The burden of proof is on you to be able to justify why a search is unreasonable or disproportionate.
Even where searching for certain information may be unreasonable or disproportionate […] you should also consider whether further information from the individual will help you find the information they have requested.
You should ensure that your information management systems are well-designed and maintained, so you can efficiently locate and extract requested information and, where necessary, redact third-party data”.
What do Subject Access Requests mean for Line Managers?
During normal day-to-day management of people, you are using and/or creating personal data about your staff (customers, etc). This means that the data you have in your possession may be ‘personal data’ within the meaning of the Data Protection Act 2018 and therefore may be disclosable under a Subject Access Request. You are lawfully obligated to supply all data under such a request.
When making notes about a member of staff, or discussing a member of staff with another employee over email, WhatsApp, etc, you should:
remain professional at all times
only ever disclose information that is necessary and that the person you are disclosing it to has a business need to receive that information
not use derogatory language
only ever use factual information and do not spread speculation, gossip, or unsubstantiated details
call out and stop others from doing any of the above
Can you delete records in case of or because of SAR?
Not if a request has already been made. It is important to understand that it is potentially a criminal offense if you do.
However, as part of your normal maintenance of records, if you have reflected after making a record, or discovered a record that you know to be inappropriate, these should be deleted/altered as part of normal housekeeping. E.g. you may have made a derogatory comment about somebody in your meeting notes, on reflection, you remove the derogatory comment and possibly replace it with something more factual before it is filed as a record. This is much more difficult to do if it is an email or other form of instant messaging as it is not wholly within your control and may be disclosed by another recipient leaving you vulnerable to challenge.
The best approach will always be to only ever communicate something that is appropriate, and you are confident you would not have a problem justifying if it was used as evidence against you in an Employment Tribunal.
Before you send or store anything, ask yourself the question – “Can I justify this to a judge?”

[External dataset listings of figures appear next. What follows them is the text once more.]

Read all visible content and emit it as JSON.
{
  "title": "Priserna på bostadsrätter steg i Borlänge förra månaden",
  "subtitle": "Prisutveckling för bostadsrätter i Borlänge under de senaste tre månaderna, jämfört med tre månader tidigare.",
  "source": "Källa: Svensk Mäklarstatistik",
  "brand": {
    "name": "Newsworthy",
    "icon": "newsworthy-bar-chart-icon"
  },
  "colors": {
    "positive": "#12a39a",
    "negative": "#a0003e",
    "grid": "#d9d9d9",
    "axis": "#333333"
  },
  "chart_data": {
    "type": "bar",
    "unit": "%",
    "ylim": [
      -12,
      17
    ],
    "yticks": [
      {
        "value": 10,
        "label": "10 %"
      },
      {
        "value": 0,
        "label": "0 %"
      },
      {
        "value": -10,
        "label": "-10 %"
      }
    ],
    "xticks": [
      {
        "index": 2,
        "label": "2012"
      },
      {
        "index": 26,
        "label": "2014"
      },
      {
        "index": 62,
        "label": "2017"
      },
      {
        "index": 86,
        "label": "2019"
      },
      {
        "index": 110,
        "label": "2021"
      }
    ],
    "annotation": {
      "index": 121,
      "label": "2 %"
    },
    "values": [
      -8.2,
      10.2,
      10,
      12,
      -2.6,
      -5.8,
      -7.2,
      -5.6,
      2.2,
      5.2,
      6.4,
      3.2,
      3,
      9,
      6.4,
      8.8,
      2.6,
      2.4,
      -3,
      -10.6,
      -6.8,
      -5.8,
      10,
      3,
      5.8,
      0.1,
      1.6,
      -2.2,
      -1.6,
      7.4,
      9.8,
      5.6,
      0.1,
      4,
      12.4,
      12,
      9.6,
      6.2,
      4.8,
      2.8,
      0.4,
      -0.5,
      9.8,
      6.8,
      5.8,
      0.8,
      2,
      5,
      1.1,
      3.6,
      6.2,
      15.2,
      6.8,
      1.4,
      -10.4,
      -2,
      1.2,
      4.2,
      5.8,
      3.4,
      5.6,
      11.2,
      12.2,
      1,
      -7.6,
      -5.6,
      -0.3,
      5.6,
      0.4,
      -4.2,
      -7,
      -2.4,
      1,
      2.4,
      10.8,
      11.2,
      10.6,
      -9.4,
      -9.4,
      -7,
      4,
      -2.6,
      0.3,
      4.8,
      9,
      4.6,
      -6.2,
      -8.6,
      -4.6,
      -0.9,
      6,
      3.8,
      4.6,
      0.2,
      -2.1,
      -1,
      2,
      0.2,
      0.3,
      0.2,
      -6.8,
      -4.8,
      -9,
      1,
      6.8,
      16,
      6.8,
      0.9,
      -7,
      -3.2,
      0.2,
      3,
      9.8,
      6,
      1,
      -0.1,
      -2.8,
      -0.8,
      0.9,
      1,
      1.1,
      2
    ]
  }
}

Employees and ex-employees can legally request copies of all electronic records that mention them, including emails, text messages, WhatsApp chats, Teams, and Slack conversations, even if they were not directly involved in those communications.

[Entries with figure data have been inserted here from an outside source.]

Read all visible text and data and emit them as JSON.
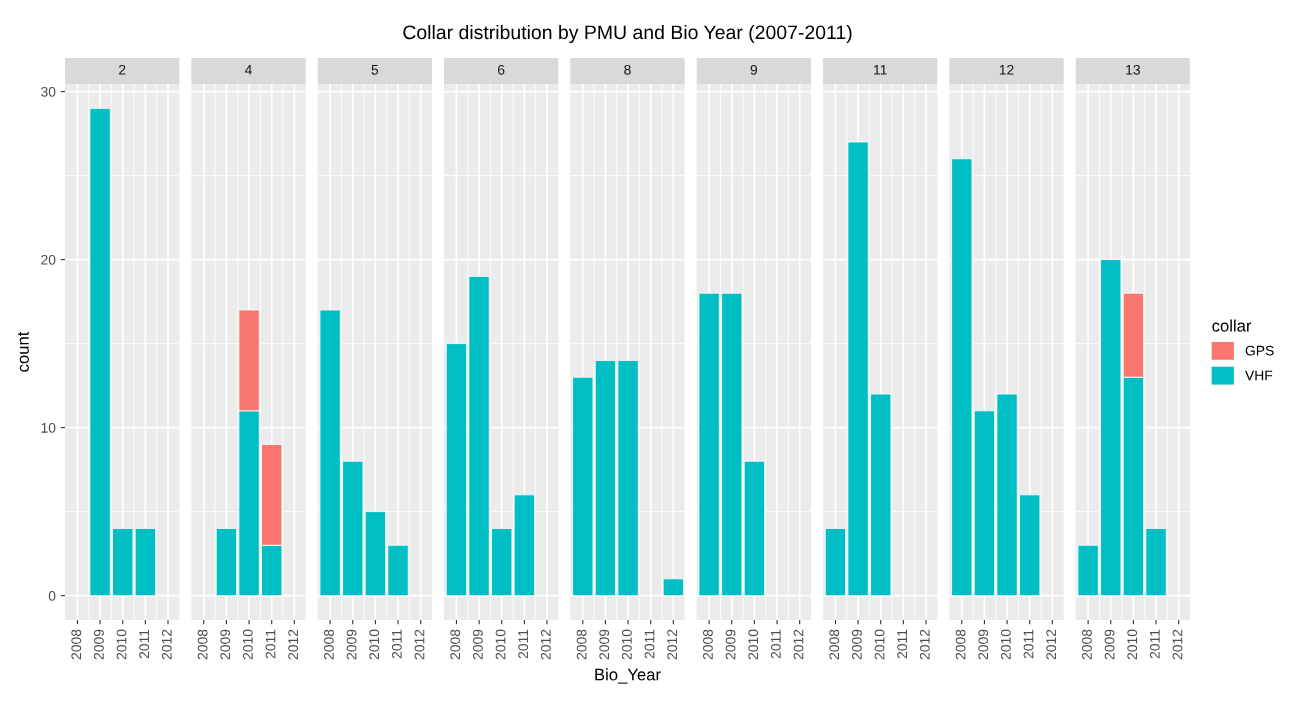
{
  "chart_data": [
    {
      "type": "bar",
      "subtitle": "2",
      "ylabel": "count",
      "stacked": true,
      "xlim": [
        2007.45,
        2012.5
      ],
      "xticks": [
        2008,
        2009,
        2010,
        2011,
        2012
      ],
      "ylim": [
        -1.45,
        30.45
      ],
      "yticks": [
        0,
        10,
        20,
        30
      ],
      "grid": true,
      "series": [
        {
          "color": "#00bfc4",
          "x": [
            2009,
            2010,
            2011
          ],
          "values": [
            29,
            4,
            4
          ]
        }
      ]
    },
    {
      "type": "bar",
      "subtitle": "4",
      "stacked": true,
      "tick_labels": "x",
      "xlim": [
        2007.45,
        2012.5
      ],
      "xticks": [
        2008,
        2009,
        2010,
        2011,
        2012
      ],
      "ylim": [
        -1.45,
        30.45
      ],
      "yticks": [
        0,
        10,
        20,
        30
      ],
      "grid": true,
      "series": [
        {
          "color": "#00bfc4",
          "values": [
            4,
            11,
            3
          ]
        },
        {
          "color": "#f8766d",
          "values": [
            null,
            6,
            6
          ]
        }
      ],
      "x": [
        2009,
        2010,
        2011
      ]
    },
    {
      "type": "bar",
      "subtitle": "5",
      "stacked": true,
      "tick_labels": "x",
      "xlim": [
        2007.45,
        2012.5
      ],
      "xticks": [
        2008,
        2009,
        2010,
        2011,
        2012
      ],
      "ylim": [
        -1.45,
        30.45
      ],
      "yticks": [
        0,
        10,
        20,
        30
      ],
      "grid": true,
      "series": [
        {
          "color": "#00bfc4",
          "x": [
            2008,
            2009,
            2010,
            2011
          ],
          "values": [
            17,
            8,
            5,
            3
          ]
        }
      ]
    },
    {
      "type": "bar",
      "subtitle": "6",
      "stacked": true,
      "tick_labels": "x",
      "xlim": [
        2007.45,
        2012.5
      ],
      "xticks": [
        2008,
        2009,
        2010,
        2011,
        2012
      ],
      "ylim": [
        -1.45,
        30.45
      ],
      "yticks": [
        0,
        10,
        20,
        30
      ],
      "grid": true,
      "series": [
        {
          "color": "#00bfc4",
          "x": [
            2008,
            2009,
            2010,
            2011
          ],
          "values": [
            15,
            19,
            4,
            6
          ]
        }
      ]
    },
    {
      "type": "bar",
      "title": "Collar distribution by PMU and Bio Year (2007-2011)",
      "subtitle": "8",
      "xlabel": "Bio_Year",
      "stacked": true,
      "tick_labels": "x",
      "xlim": [
        2007.45,
        2012.5
      ],
      "xticks": [
        2008,
        2009,
        2010,
        2011,
        2012
      ],
      "ylim": [
        -1.45,
        30.45
      ],
      "yticks": [
        0,
        10,
        20,
        30
      ],
      "grid": true,
      "series": [
        {
          "color": "#00bfc4",
          "x": [
            2008,
            2009,
            2010,
            2012
          ],
          "values": [
            13,
            14,
            14,
            1
          ]
        }
      ]
    },
    {
      "type": "bar",
      "subtitle": "9",
      "stacked": true,
      "tick_labels": "x",
      "xlim": [
        2007.45,
        2012.5
      ],
      "xticks": [
        2008,
        2009,
        2010,
        2011,
        2012
      ],
      "ylim": [
        -1.45,
        30.45
      ],
      "yticks": [
        0,
        10,
        20,
        30
      ],
      "grid": true,
      "series": [
        {
          "color": "#00bfc4",
          "x": [
            2008,
            2009,
            2010
          ],
          "values": [
            18,
            18,
            8
          ]
        }
      ]
    },
    {
      "type": "bar",
      "subtitle": "11",
      "stacked": true,
      "tick_labels": "x",
      "xlim": [
        2007.45,
        2012.5
      ],
      "xticks": [
        2008,
        2009,
        2010,
        2011,
        2012
      ],
      "ylim": [
        -1.45,
        30.45
      ],
      "yticks": [
        0,
        10,
        20,
        30
      ],
      "grid": true,
      "series": [
        {
          "color": "#00bfc4",
          "x": [
            2008,
            2009,
            2010
          ],
          "values": [
            4,
            27,
            12
          ]
        }
      ]
    },
    {
      "type": "bar",
      "subtitle": "12",
      "stacked": true,
      "tick_labels": "x",
      "xlim": [
        2007.45,
        2012.5
      ],
      "xticks": [
        2008,
        2009,
        2010,
        2011,
        2012
      ],
      "ylim": [
        -1.45,
        30.45
      ],
      "yticks": [
        0,
        10,
        20,
        30
      ],
      "grid": true,
      "series": [
        {
          "color": "#00bfc4",
          "x": [
            2008,
            2009,
            2010,
            2011
          ],
          "values": [
            26,
            11,
            12,
            6
          ]
        }
      ]
    },
    {
      "type": "bar",
      "subtitle": "13",
      "stacked": true,
      "tick_labels": "x",
      "legend": "right",
      "legend_title": "collar",
      "xlim": [
        2007.45,
        2012.5
      ],
      "xticks": [
        2008,
        2009,
        2010,
        2011,
        2012
      ],
      "ylim": [
        -1.45,
        30.45
      ],
      "yticks": [
        0,
        10,
        20,
        30
      ],
      "grid": true,
      "series": [
        {
          "name": "VHF",
          "color": "#00bfc4",
          "values": [
            3,
            20,
            13,
            4
          ]
        },
        {
          "name": "GPS",
          "color": "#f8766d",
          "values": [
            null,
            null,
            5,
            null
          ]
        }
      ],
      "x": [
        2008,
        2009,
        2010,
        2011
      ]
    }
  ]
}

A Subject Access Request (SAR) is a request made by or on behalf of an individual to obtain information about themselves under Article 15 of the UK GDPR.
Personal data includes any information that directly or indirectly identifies an individual, such as names, identification numbers, location data, and online identifiers like IP addresses and cookies.
Line managers should be aware that unstructured manual data, like management notes in notebooks, may also fall under the scope of a SAR if it is stored in a structured way that can be easily retrieved.
Line managers have a legal obligation to comply with SARs, making reasonable efforts to find and retrieve the requested information while protecting third-party data as needed.
When making notes or discussing employees in emails or instant messages, line managers should be professional, use only necessary and factual information, avoid derogatory language, and prevent the spread of speculation or gossip.
Records should not be deleted once a SAR has been received, as doing so can potentially lead to criminal charges. However, regular maintenance and reflection on records are encouraged to ensure appropriateness and accuracy.